Check out the microsite and the usage guide.

Why?

If your application has any external dependencies, its ability to work properly relies on the availability of these dependencies. Most applications communicate with at least one database, and sometimes a service provided by someone else (e.g. Amazon S3, PayPal and so on). It's also common to talk to a message broker (Kafka, RabbitMQ, ActiveMQ, etc.). In the microservice world, your applications will probably talk to each other, as welll.

The last thing you want to happen is some other system's problem causing downtime in yours. We're living in a world where the network isn't reliable, and even healthy services can fail to respond to your requests due to network issues at any time.

By relying on systems living beyond your application's control, you reduce your SLA to the lowest SLA of your dependencies. Even if your application has nine nines of availability (99.9999999%) on its own, but it requires S3 (with uptime of 99.9%) to be up, your application is only available for 99.9% of the time.

Because of the risk associated with external services, modern applications employ a range of fault tolerance and isolation mechanisms, like circuit breakers, rate limiters and bulkheads. To ensure that our applications handle failure properly, and that we can react to problems in the system knowing what exactly doesn't work, we also track its health by monitoring, tracing and other diagnostics.

We also use healthchecks.

Health checks

The health check pattern usually involves having an API endpoint that reports the health of your application, including the health of each external dependency.
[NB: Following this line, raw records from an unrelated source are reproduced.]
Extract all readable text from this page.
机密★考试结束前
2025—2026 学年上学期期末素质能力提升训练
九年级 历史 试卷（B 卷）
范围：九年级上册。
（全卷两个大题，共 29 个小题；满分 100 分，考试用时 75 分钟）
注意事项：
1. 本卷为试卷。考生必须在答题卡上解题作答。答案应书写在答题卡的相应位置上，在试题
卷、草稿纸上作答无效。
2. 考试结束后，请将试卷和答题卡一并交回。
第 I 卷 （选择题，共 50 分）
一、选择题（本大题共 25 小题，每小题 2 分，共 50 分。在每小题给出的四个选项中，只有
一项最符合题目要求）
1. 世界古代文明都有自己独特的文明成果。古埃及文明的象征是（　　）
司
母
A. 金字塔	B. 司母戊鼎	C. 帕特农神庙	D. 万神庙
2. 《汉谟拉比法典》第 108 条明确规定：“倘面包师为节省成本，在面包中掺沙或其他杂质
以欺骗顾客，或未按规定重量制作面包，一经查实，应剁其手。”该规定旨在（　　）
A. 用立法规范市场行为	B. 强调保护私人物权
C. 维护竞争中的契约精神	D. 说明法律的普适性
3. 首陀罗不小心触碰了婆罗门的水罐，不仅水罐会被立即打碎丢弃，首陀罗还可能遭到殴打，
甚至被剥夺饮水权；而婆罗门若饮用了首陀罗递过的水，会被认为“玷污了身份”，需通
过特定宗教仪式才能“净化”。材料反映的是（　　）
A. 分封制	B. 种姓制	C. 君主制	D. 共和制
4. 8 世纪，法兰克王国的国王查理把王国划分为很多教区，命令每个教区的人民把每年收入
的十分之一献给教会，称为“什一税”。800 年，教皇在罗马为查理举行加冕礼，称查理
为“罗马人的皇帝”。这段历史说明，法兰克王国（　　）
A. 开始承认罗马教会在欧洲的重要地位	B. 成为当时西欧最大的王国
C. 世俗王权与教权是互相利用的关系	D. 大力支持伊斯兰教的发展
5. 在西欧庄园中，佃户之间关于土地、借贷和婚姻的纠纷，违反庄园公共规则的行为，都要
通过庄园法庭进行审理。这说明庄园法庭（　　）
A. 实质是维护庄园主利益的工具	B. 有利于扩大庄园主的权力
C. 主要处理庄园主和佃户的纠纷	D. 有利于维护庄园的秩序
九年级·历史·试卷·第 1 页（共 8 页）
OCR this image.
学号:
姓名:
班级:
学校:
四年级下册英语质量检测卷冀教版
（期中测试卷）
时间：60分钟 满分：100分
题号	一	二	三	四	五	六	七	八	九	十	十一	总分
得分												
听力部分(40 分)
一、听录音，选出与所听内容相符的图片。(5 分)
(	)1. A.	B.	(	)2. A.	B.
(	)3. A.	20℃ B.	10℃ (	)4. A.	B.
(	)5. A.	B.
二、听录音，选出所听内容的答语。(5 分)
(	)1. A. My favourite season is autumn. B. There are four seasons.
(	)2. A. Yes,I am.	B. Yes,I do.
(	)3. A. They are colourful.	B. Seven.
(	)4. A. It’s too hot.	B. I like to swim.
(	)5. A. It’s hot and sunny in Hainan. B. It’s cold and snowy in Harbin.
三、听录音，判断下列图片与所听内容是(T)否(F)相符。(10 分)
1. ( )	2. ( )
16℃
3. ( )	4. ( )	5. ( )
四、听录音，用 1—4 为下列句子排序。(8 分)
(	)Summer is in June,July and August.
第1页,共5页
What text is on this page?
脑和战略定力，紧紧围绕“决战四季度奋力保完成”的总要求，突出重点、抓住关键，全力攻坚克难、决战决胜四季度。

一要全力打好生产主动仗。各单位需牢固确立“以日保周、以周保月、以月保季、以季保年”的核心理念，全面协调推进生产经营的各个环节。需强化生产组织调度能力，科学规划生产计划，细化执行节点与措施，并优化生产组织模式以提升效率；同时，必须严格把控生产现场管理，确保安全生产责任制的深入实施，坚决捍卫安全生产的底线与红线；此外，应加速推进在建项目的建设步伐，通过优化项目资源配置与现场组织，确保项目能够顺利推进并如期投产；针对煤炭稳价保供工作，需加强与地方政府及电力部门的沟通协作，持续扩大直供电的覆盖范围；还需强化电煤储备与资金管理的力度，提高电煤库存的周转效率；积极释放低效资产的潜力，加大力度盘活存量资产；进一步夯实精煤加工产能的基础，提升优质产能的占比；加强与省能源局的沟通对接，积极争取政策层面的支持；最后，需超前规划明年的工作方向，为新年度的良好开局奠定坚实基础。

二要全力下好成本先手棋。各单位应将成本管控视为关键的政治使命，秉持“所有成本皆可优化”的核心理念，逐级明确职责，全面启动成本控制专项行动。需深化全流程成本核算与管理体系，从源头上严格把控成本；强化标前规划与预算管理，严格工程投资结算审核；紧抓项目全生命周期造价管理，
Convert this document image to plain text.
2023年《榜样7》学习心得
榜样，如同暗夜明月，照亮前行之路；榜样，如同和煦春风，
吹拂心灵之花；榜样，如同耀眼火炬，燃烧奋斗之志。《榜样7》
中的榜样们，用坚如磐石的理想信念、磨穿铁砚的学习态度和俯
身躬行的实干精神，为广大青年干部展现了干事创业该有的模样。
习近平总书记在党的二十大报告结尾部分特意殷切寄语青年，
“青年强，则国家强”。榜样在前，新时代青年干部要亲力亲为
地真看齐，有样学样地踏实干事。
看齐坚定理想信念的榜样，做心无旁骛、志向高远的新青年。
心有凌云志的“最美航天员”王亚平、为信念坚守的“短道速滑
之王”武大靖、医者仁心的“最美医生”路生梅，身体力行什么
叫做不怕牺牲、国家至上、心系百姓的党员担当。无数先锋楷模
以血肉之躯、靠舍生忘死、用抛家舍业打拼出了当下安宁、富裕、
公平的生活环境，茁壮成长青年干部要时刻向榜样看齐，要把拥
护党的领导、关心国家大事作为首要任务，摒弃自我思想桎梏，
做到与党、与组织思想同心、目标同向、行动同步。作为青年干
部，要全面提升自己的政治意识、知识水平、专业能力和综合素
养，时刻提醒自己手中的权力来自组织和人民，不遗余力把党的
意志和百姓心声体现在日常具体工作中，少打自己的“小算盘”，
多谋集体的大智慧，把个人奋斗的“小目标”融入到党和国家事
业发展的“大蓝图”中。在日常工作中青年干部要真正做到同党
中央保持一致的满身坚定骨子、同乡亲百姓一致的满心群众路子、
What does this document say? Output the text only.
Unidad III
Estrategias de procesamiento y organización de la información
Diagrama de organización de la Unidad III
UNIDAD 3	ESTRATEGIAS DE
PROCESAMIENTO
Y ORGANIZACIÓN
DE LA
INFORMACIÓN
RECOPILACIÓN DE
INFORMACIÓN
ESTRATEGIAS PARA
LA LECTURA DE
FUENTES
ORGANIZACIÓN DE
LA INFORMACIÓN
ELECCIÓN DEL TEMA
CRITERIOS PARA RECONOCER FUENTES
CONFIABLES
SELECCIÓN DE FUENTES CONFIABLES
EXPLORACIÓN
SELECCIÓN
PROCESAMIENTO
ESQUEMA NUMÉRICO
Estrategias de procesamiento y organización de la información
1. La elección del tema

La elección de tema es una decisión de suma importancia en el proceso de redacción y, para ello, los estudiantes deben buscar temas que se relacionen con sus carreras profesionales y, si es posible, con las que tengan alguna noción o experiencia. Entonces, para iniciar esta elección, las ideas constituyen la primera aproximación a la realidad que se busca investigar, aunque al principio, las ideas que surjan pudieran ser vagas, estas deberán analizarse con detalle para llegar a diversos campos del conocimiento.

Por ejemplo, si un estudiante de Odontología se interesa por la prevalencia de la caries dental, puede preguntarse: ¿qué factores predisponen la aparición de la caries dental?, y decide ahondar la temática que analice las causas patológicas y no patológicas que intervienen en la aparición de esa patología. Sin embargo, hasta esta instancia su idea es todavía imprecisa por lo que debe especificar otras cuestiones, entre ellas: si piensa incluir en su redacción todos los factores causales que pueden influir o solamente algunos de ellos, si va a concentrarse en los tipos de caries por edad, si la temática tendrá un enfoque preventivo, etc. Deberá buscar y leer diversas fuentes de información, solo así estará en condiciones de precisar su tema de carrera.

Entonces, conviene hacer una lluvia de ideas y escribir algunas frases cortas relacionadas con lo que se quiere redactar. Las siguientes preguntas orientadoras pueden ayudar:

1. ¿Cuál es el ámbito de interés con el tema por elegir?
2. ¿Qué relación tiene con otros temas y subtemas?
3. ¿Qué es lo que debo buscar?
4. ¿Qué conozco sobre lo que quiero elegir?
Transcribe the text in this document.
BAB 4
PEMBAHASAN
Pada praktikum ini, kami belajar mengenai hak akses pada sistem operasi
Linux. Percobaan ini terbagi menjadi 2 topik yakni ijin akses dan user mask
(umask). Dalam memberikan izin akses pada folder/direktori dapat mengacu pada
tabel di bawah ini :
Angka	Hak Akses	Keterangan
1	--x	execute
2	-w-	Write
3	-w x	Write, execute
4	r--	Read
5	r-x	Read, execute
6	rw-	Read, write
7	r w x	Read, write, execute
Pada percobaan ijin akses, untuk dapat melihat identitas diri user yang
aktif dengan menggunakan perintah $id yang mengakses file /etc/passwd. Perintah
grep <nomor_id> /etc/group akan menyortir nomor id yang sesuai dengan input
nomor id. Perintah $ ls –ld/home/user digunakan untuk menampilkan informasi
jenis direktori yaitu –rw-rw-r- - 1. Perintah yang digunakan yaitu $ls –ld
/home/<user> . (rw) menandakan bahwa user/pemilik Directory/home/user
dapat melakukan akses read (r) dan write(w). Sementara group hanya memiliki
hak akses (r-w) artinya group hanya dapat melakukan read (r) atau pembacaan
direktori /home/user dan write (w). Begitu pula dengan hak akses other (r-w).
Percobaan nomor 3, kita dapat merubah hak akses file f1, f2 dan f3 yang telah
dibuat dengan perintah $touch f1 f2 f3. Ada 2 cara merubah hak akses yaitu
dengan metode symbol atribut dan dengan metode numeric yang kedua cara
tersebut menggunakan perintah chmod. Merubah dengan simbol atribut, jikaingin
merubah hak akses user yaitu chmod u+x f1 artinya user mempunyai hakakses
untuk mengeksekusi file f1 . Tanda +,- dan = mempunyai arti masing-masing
It's reasonable that the information the endpoint exposes be cached and automatically refreshed, and protected by a circuit breaker to ensure that checking the health doesn't make matters worse.

Goals of this project

The main goal of sup is to provide a reusable model for working with health checks, as well as a range of utilities for customizing them by e.g. adding timeouts or error recovery. It also provides implementations for health checks of some popular integrations (JDBC, HTTP, etc.).

It's a design decision not to include any sort of metrics, response times, version information or other statistics in sup - they are simply beyond the scope of health checks. Although some of these can be implemented by users and used with sup, they're not officially supported.

Another design decision is that health is binary - a service is either healthy or not, and there's no "unknown" state.